O mestre de cerimônias foi o representante do MinC em São Paulo, o também ator Tadeu di Pietro, que, entre uma e outra atração da programação, intercalando depoimentos de amigos e familiares, ou comentando as citações de (e sobre) Lélia Abramo, “conversava” com as imagens da homenageada projetadas no fundo do palco.

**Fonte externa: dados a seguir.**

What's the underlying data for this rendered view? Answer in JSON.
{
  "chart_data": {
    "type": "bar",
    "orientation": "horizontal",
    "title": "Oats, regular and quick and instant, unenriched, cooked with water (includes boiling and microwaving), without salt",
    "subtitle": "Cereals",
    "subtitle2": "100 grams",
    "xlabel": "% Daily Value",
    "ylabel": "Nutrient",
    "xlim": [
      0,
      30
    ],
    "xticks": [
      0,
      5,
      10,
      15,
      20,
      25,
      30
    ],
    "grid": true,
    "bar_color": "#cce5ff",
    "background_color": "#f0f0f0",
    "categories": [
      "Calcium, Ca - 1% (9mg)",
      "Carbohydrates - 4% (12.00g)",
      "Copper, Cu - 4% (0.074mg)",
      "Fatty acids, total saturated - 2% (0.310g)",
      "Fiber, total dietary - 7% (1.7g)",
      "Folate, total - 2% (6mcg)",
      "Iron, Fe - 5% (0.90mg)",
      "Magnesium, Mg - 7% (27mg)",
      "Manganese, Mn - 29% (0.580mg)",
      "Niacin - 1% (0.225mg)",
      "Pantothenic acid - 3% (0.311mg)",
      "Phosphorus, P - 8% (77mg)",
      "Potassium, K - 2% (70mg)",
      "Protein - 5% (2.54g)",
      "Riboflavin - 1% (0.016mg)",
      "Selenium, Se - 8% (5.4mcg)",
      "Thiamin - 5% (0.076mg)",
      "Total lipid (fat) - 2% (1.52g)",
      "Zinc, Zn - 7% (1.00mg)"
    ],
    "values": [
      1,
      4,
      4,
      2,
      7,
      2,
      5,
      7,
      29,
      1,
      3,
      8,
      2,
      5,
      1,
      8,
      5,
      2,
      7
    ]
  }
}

Momentos de emoção e descontração que se repetiram na encenação, pelo grupo Núcleo 184, de um trecho da peça “Rosa Vermelha”, uma das montagens estreladas pela atriz, na leitura que o ator e secretário de Políticas Culturais (SPC/MinC), Sérgio Mamberti, fez de um poema de Maikoviski (autor caro à atriz que, de 1938 a 1950, viveu com os pais na Itália, tendo sofrido os horrores da Segunda Guerra Mundial, vivência que contribuiu para o seu destaque também na militância política), na leitura que a atriz Maria Yuma fez de um trecho da biografia “Vida e Arte – Memórias de Lélia Abramo” e na interpretação, pelo Coral Martin Luther King, da canção “Bella, Ciao”.
“Operária da cultura”
Foi assim que a ministra da Cultura, Ana de Hollanda se referiu à homenageada, com a qual teve “a honra de conviver. Uma grande atriz, uma mestra! Uma incentivadora da cultura, sempre disposta a ensinar, a falar, sempre acompanhada de jovens”. Emocionada, a ministra destacou a veia militante da atriz, afirmando que “O Brasil precisava de Lélia. Ela deve estar feliz de ver o Brasil com uma mulher no poder”.
Frases
“Foi Fantástico, Lélia! Obrigado.” – José Renato Pécora, diretor teatral, criador e fundador do Teatro de Arena
“Com fé, é possível sonhar. Crêr num mundo melhor (trecho do poema “Homem de La Mancha”). Obrigado, Lélia!” – Roberto Ascar, ator e diretor teatral
“Ela tinha o sentimento do mundo.” – Chico de Assis, dramaturgo
“Mulher de objetivos claros e precisos, um exemplo de postura na política, na vida e em todos os projetos realizados em sua carreira.” – Tadeu Di Pietro
“Ela me ensinou a palavra revolução.” – Sérgio Mamberti
“Seu olhar era sempre voltado ao trabalhador. Uma operária da cultura.” – Ana de Hollanda
Leia aqui a íntegra do discurso da ministra.
Aqui, mais fotos da homenagem.
(Texto: Ascom/MinC)
(Edição de Imagens: Marina Ofugi e Ygor Bernardes, Ascom/MinC)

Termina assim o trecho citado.